Ce que reprend J-A. Miller dans sa lecture du séminaire X : ce phallus image de puissance et revendiqué en fin d’analyse c’est cette illusion qu’il s’agit de traverser. Cet au-delà de l’angoisse de castration c’est l’au-delà de la frustration phallique9.

C’est une nouvelle structure du manque qui se révèle en distinguant désir et jouissance à partir de l’angoisse et du statut de l’objet. Dans les séminaires précédents le désir est articulé au manque d’objet. Il s’agit du désir comme intention et de l’objet comme visé. L’objet visé c’est l’agalma, l’objet précieux, symbole du désir de l’Autre, c’est l’objet du fantasme qui vient leurrer le manque. Du côté de la jouissance et à partir du séminaire de l’angoisse, il s’agit de l’objet cause qui conditionne le désir et s’attrape par l’angoisse. C’est ce qui ne peut être attrapé par le signifiant, ce qui n’est pas symbolisable, c’est le vide de structure de l’être parlant où se loge l’objet a, objet chu, reste, déchet 10 désignant la place d’un vide. On passe de l’objet du fantasme comme visée du désir à l’objet de la pulsion comme cause du désir. On passe du registre signifiant à celui du réel.

Le désir est masqué par le fantasme et le rapport du sujet à un objet quelconque (le sein, objet leurrant qui viendrait satisfaire). L’angoisse, elle, met le sujet en rapport avec son manque (qui est de structure) qui ne coïncide pas avec l’objet du désir. Quand « le névrosé occupé par son fantasme fait passer a du côté de l’Autre […] il peut prendre cet objet comme visée […] il a alors affaire à la demande de l’Autre »11. Ce manque est déporté du côté de l’Autre.

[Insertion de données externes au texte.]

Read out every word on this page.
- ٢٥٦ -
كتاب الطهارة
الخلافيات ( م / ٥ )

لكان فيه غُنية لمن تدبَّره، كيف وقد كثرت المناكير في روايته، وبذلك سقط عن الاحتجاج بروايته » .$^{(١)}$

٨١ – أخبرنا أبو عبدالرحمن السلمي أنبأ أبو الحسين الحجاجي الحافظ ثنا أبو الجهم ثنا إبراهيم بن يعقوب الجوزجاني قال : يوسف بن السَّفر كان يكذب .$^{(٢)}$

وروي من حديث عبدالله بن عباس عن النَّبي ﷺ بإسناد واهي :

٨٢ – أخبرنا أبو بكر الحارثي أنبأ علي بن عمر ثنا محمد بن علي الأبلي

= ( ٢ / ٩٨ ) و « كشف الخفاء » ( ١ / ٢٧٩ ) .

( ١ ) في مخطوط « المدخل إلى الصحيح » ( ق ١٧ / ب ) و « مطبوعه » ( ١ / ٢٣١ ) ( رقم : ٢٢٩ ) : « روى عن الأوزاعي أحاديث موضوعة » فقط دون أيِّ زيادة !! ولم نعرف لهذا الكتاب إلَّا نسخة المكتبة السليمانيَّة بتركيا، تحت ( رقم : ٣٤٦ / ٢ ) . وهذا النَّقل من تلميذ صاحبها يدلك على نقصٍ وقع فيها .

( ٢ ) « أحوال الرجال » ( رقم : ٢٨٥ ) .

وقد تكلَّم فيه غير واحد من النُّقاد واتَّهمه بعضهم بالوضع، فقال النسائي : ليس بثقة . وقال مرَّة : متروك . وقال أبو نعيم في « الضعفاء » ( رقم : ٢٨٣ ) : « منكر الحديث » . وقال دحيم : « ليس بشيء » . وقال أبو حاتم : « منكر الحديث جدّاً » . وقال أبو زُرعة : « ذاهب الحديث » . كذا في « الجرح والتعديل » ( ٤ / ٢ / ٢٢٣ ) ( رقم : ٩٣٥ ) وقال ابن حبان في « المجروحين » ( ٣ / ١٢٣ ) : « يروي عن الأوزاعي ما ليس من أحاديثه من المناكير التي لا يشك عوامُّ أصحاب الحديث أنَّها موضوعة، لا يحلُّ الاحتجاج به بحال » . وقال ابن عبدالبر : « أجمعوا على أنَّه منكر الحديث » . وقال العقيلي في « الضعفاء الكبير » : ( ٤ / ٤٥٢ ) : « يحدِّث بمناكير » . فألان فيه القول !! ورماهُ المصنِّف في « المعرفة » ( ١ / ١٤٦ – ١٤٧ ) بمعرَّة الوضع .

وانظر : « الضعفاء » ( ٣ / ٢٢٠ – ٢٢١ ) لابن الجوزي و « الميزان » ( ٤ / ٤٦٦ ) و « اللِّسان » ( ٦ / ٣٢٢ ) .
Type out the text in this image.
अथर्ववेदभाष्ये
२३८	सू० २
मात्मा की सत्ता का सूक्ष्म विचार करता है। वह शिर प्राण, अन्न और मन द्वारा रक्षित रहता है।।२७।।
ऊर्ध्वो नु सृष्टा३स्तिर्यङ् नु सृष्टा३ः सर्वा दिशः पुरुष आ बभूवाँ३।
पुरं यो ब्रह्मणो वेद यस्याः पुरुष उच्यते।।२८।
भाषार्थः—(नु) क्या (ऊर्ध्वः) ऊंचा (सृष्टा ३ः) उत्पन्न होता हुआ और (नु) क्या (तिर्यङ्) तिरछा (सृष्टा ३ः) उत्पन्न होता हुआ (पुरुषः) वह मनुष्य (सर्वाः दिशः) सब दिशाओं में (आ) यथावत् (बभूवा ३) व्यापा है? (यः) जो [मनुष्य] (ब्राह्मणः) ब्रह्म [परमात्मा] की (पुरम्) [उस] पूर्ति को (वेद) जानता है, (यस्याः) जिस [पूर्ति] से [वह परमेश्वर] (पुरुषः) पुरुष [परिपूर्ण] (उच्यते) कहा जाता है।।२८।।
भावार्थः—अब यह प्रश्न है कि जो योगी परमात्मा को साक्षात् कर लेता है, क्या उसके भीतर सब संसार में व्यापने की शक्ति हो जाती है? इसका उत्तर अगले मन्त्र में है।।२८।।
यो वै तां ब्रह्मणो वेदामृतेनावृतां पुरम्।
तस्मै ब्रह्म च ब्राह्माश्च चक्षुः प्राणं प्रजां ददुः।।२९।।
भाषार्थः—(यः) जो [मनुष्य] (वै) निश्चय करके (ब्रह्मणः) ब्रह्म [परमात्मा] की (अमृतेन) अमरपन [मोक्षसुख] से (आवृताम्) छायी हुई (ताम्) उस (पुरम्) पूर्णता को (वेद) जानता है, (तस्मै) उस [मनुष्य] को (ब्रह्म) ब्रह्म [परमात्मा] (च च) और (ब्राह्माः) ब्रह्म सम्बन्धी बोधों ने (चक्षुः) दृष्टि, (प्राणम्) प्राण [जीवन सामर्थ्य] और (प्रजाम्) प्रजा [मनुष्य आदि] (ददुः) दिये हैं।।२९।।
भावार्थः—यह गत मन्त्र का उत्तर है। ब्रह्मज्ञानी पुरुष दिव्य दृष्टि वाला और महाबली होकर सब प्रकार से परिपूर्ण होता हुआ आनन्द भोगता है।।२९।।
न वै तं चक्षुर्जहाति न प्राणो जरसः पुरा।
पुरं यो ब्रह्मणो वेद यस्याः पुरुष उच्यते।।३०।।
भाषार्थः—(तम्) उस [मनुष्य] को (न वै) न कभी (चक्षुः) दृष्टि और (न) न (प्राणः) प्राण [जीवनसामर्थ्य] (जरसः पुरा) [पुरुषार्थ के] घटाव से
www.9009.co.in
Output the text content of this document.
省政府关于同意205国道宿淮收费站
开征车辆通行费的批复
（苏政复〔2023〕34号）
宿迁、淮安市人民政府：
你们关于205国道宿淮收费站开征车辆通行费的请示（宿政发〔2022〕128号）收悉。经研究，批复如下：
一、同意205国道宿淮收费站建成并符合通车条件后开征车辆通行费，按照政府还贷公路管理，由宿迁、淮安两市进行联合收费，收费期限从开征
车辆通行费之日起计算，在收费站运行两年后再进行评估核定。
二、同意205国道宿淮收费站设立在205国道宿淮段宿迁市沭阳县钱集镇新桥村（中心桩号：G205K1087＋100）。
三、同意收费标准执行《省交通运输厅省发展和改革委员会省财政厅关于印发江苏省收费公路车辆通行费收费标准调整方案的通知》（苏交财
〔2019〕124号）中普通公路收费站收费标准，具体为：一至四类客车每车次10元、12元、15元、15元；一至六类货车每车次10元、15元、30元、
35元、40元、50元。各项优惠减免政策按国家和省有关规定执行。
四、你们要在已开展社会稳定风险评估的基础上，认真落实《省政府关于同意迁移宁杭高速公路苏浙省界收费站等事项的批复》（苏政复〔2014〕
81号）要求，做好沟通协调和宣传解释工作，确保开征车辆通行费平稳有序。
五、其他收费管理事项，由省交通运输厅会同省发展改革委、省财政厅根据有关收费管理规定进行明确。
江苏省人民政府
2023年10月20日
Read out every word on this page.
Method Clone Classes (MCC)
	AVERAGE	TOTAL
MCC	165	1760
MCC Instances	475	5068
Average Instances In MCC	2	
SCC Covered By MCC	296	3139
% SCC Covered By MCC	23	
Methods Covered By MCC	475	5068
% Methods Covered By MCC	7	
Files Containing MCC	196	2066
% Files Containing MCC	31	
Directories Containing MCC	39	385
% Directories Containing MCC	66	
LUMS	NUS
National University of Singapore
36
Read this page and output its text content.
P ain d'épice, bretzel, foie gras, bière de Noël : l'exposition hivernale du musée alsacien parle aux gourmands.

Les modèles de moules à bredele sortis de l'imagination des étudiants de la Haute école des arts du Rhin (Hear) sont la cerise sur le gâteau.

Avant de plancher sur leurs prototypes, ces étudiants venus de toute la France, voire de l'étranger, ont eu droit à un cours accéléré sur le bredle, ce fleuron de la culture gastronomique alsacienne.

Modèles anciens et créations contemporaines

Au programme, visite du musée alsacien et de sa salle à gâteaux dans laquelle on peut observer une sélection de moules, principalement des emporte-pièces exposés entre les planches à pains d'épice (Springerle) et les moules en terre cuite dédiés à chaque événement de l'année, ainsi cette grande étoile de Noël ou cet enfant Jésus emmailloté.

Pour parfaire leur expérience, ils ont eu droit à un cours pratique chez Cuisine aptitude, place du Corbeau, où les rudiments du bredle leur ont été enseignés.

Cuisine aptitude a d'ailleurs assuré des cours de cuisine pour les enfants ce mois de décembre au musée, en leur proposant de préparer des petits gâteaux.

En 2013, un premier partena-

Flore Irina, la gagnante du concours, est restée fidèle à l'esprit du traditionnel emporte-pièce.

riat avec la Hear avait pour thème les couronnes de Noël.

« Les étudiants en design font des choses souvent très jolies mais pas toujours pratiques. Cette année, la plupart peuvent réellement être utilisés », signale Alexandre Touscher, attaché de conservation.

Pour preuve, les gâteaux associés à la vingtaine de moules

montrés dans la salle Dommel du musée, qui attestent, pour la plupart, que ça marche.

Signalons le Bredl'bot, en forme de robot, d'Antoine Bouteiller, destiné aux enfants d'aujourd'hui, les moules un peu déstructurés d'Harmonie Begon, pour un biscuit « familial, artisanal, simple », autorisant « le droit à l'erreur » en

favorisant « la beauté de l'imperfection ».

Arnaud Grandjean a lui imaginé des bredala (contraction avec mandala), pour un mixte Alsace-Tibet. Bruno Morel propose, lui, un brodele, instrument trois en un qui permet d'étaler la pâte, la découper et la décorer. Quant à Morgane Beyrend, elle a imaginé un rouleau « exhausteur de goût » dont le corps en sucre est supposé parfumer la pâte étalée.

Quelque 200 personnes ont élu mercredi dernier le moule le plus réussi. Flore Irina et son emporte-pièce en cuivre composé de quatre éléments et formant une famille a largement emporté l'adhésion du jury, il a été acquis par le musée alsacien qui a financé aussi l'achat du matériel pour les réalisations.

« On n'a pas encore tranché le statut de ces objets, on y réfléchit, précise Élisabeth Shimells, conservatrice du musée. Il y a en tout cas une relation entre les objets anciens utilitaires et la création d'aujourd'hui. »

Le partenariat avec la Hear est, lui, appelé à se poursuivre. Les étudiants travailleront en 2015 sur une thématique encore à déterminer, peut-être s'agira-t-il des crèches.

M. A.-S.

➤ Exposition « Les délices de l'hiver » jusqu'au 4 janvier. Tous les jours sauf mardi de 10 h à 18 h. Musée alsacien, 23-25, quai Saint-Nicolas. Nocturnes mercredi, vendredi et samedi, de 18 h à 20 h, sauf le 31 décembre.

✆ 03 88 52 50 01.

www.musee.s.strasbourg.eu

Dans le registre de l’oralité par exemple « ce n’est pas que le sein manque au besoin du sujet, c’est plutôt que le petit enfant cède le sein auquel il est appendu comme à une part de lui-même »12. Cette part perdue de jouissance, cause du désir et désignée par l’objet a s’éprouve d’abord comme perte du sujet pour ensuite être placée au champ de l’Autre et de son manque. Ce n’est pas l’absence de sein mais la crainte du tarissement du sein dû à l’organisme de la mère qui cause l’angoisse. C’est l’angoisse devant le manque de l’Autre.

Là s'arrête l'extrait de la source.